Cost Effectiveness/Resource Utilization
There is limited evidence to support cost effectiveness; however, this opinion does not accelerate resource utilization but rather considers delay and timing of delay in resource utilization.
Acceptability
This consensus opinion aims to give guidance that can be considered by the health care team members to maximize access to dental healthcare while minimizing any potential risk of transient bacteremia seeding a new joint replacement in the early prosthetic joint healing phase.
Feasibility
After dissemination of the clinical practice guideline, there should be limited obstacles to wider spread adoption. Communication between dentists and orthopedic surgeons is essential for care coordination.

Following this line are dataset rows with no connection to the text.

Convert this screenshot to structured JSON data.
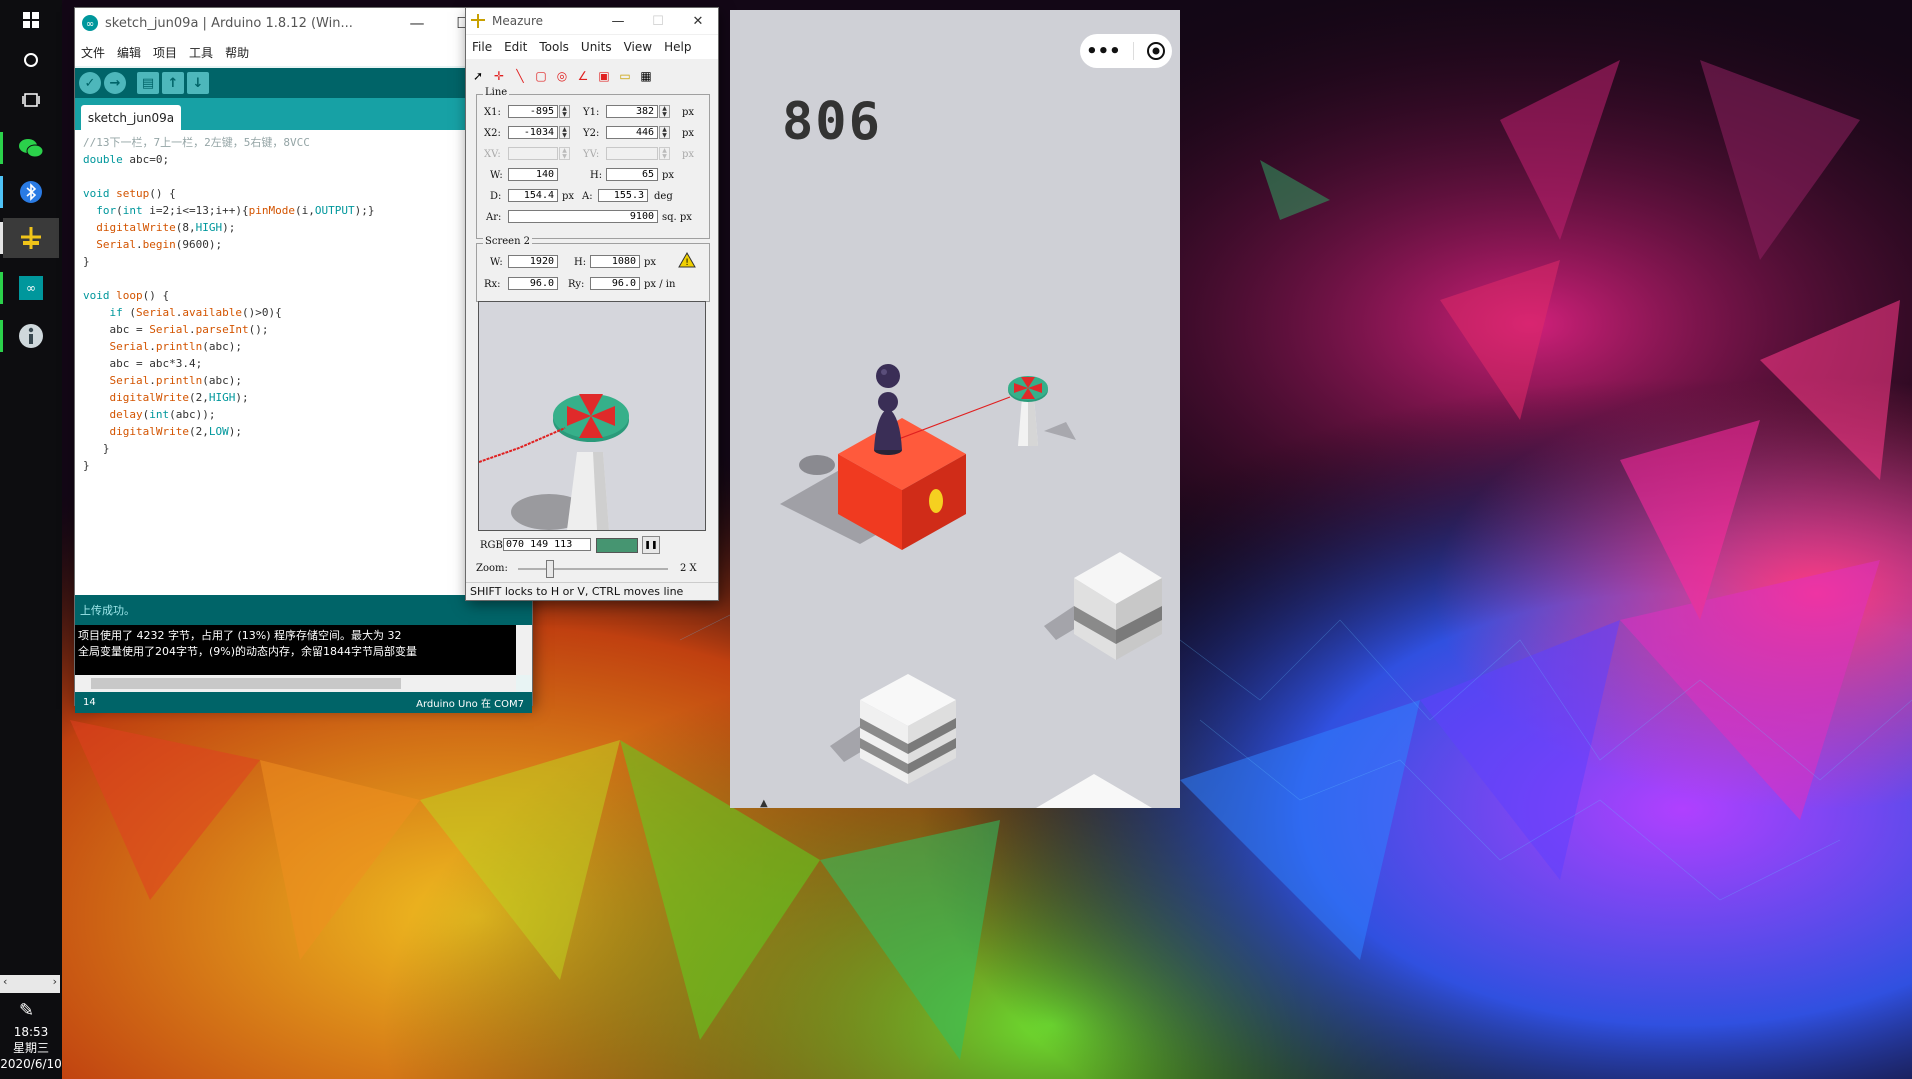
{
  "taskbar": {
    "icons": [
      "windows-start-icon",
      "cortana-icon",
      "task-view-icon",
      "wechat-icon",
      "bluetooth-icon",
      "meazure-icon",
      "arduino-icon",
      "info-icon"
    ],
    "clock_time": "18:53",
    "clock_day": "星期三",
    "clock_date": "2020/6/10"
  },
  "arduino": {
    "title": "sketch_jun09a | Arduino 1.8.12 (Win...",
    "menu": [
      "文件",
      "编辑",
      "项目",
      "工具",
      "帮助"
    ],
    "tab": "sketch_jun09a",
    "code_lines": [
      "//13下一栏，7上一栏，2左键，5右键，8VCC",
      "double abc=0;",
      "",
      "void setup() {",
      "  for(int i=2;i<=13;i++){pinMode(i,OUTPUT);}",
      "  digitalWrite(8,HIGH);",
      "  Serial.begin(9600);",
      "}",
      "",
      "void loop() {",
      "    if (Serial.available()>0){",
      "    abc = Serial.parseInt();",
      "    Serial.println(abc);",
      "    abc = abc*3.4;",
      "    Serial.println(abc);",
      "    digitalWrite(2,HIGH);",
      "    delay(int(abc));",
      "    digitalWrite(2,LOW);",
      "   }",
      "}"
    ],
    "status": "上传成功。",
    "console_lines": [
      "项目使用了 4232 字节，占用了 (13%) 程序存储空间。最大为 32",
      "全局变量使用了204字节，(9%)的动态内存，余留1844字节局部变量"
    ],
    "line_number": "14",
    "board": "Arduino Uno 在 COM7"
  },
  "meazure": {
    "title": "Meazure",
    "menu": [
      "File",
      "Edit",
      "Tools",
      "Units",
      "View",
      "Help"
    ],
    "line_group": "Line",
    "x1": "-895",
    "y1": "382",
    "x2": "-1034",
    "y2": "446",
    "xv": "",
    "yv": "",
    "w": "140",
    "h": "65",
    "d": "154.4",
    "a": "155.3",
    "ar": "9100",
    "unit_px": "px",
    "unit_deg": "deg",
    "unit_sqpx": "sq. px",
    "labels": {
      "x1": "X1:",
      "y1": "Y1:",
      "x2": "X2:",
      "y2": "Y2:",
      "xv": "XV:",
      "yv": "YV:",
      "w": "W:",
      "h": "H:",
      "d": "D:",
      "a": "A:",
      "ar": "Ar:",
      "rx": "Rx:",
      "ry": "Ry:",
      "rgb": "RGB:",
      "zoom": "Zoom:"
    },
    "screen_group": "Screen 2",
    "screen_w": "1920",
    "screen_h": "1080",
    "rx": "96.0",
    "ry": "96.0",
    "res_unit": "px / in",
    "rgb": "070 149 113",
    "rgb_color": "#469571",
    "zoom_value": "2 X",
    "status": "SHIFT locks to H or V, CTRL moves line"
  },
  "game": {
    "score": "806"
  }
}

For dental management of acute dental infection immediately after TJA while the patient is still in the hospital, this may assume the hospital or surgical facility has access to a dentist/oral and maxillofacial surgeon who will provide care in the hospital setting. If dental care is to be provided by a community dentist/oral and maxillofacial surgeon after hospital discharge, this may warrant additional time delay in scheduling definitive dental invasive intervention to resolve dental infection while the patient is maintained on intravenous antibiotics.
Future Research
As limited research was available, investigations documenting dental treatment and type (grouped by hematogenous bacteremia potential) undertaken at specific time points after TJA in the early healing phase, then correlated with PJI outcomes, would be of benefit.